As George Oliphant followed the plight of Ukrainians fleeing to Poland after the Russian invasion of their homeland earlier this year, he felt compelled to do something.

“I just felt helpless,” said Oliphant, who had employed a Polish au pair and who had traveled to Poland. “I told my wife, ‘I’ve got to go to Ukraine. I’ve got to do something. I’ve got to help these people.’”

His wife, Zoe, quickly reminded him that he had four children and a home in Montclair. “You’re not going to Ukraine,” she said.

But a short time later, Zoe Oliphant, who works in real estate, heard about a Montclair family that was preparing to welcome four Ukrainian relatives into their home. That was something she knew her husband could help with.

As executive producer and host of the home improvement TV program “George to the Rescue,” George Oliphant has provided home renovations for many families. He understood that adding four people to a household would require major adjustments to the home. 

So he reached out to the family to offer assistance. The results can be seen in the Daytime Emmy-winning show’s 150th episode, which begins airing on WNBC and Peacock on Saturday, Oct. 1.

A Ukrainian refugee family got help from "George to the Rescue" so they could resettle in Montclair. (COURTESY OF GEORGE TO THE RESCUE)
A Ukrainian refugee family got help from "George to the Rescue" so they could resettle in Montclair. (COURTESY OF GEORGE TO THE RESCUE)

Since 2010, “George to the Rescue” has brought together volunteer contractors and designers to take on challenging home improvement projects for people who are facing personal challenges in their lives. The show began as a segment on the LXTV program “Open House” in 2009. 

The segments were popular, and Oliphant was given the opportunity to do two special episodes of “Open House” devoted to rescues. Those episodes served as the pilots, and “George to the Rescue” got a six-episode run.

From the beginning, Oliphant wanted to do more than just fix things. His approach: “Let's do meaningful projects for people who need them, for people who would never ask for these things. Let's find those civil servants in our community, the teachers, the nurses, the fire and police officers, the military personnel, those people who every day are out there serving us, but in the nature of their job would never ask for help.”

Oliphant is quick to give credit to his television production team and the contractors and designers who volunteer for the rescues. 

“I'm just a conduit,” he said. “The way I like to refer to myself is the one who puts the people together. But it takes all these people, their connections and obviously their skills to pull off these rescues.” 

Sometimes they find unexpected problems, but they go ahead and fix them. In some instances, he said, the team has gone back to the home after the reveal to take care of some matters. In one case, a basement flooded after it was redone by the show. So the team returned to waterproof the exterior of the house, even though that would not be included in the episode. “We didn't want to leave the family in a situation where they couldn’t use the new space,” Oliphant said.

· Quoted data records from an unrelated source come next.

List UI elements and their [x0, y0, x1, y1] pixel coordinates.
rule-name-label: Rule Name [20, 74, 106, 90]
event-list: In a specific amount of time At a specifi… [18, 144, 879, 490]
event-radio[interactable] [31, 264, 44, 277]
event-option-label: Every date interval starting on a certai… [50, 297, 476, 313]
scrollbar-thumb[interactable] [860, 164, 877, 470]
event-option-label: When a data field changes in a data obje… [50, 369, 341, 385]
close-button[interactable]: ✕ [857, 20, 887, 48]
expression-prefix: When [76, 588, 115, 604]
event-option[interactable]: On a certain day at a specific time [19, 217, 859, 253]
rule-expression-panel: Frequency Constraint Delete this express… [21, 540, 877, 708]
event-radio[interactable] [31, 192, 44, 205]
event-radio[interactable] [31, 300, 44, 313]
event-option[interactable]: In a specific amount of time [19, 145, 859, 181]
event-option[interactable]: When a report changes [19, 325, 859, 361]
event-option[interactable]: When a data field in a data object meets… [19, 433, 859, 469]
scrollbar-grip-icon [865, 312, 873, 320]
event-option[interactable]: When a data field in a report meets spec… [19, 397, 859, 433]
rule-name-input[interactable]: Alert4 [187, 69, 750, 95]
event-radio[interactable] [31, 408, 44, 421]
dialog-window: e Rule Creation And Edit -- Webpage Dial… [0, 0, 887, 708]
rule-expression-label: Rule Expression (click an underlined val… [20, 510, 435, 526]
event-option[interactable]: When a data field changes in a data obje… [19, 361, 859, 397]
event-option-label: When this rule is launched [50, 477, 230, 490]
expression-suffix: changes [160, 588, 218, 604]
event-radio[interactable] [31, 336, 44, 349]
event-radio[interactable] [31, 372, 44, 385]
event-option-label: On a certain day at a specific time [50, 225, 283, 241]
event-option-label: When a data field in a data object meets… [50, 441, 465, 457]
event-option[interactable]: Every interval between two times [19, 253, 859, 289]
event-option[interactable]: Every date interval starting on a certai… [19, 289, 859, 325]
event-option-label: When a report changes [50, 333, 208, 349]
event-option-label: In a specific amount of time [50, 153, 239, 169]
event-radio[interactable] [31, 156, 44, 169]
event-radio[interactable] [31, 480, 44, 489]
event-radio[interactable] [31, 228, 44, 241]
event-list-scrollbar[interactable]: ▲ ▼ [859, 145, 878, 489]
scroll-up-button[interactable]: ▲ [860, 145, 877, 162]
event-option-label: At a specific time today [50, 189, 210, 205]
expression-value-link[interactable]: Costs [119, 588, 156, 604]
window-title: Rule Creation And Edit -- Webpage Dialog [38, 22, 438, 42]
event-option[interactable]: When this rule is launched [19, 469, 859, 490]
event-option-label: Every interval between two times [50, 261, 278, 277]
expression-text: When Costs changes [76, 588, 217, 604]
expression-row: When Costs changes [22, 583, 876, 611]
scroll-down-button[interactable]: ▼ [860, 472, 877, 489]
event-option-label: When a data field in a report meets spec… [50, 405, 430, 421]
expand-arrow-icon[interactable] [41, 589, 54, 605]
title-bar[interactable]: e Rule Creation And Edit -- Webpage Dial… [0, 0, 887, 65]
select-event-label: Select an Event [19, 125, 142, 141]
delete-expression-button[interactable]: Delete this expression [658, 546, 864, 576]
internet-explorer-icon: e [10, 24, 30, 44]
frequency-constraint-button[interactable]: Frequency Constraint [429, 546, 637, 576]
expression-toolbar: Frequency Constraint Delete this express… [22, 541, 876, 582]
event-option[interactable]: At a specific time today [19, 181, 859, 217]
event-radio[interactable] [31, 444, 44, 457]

“We have a have a very high bar, and we’ve stuck to that,” he said. “You go back to any rescue we've done over the last 13 years — yes, there's going to be wear and tear because it is a house — but there’s nothing glaring or out of whack. We take a lot of pride in everything we do. It’s like a mantra I have: Yes, it’s a TV show, but it somebody’s house. When we leave, they live here.”

Feelings about home and Montclair run deep for Oliphant. His great-grandfather moved to Montclair in 1912 with his then 7-year-old daughter, Oliphant’s grandmother. She lived her entire life in Montclair and met Oliphant’s grandfather, a Scotsman living in New York who had come to Montclair to play squash.

“It was love at first sight,” Oliphant said. Eighty years ago the couple bought a house on Ingleside Road, the same house where Oliphant and his wife are raising their family.

Although Oliphant did not grow up in Montclair — he was born in Philadelphia and grew up in Steamboat Springs, Colorado — his father encouraged him to move to the New York area after he graduated from the University of Colorado with a film and theater major.

“My dad had told me to ‘Go East’ and to find my fame and fortune and in the bright lights of Broadway,” he said.

His father had an additional motive. Oliphant’s grandmother had died, and his father couldn’t bear to sell the house. So he wanted his son to do some maintenance and repair work on it. “It was a much bigger endeavor than I was ready for at 24 years old,” he said.

For a while Oliphant lived in New York, but in 2009 he moved to the family home. And between episodes of his TV show he continues with home improvement projects there.

The 150th episode is especially meaningful for Oliphant. “We are humbled to have been able to do what we love — change lives for the better — for more than 150 episodes,” he said. “This season highlights many extraordinary stories of resilience and hope. 

“I’m especially proud of the work we did to help a local family welcome their displaced Ukrainian relatives into their home. We’re always motivated and ready to roll up our sleeves to uplift the lives of those in our community, but this project felt even more significant.”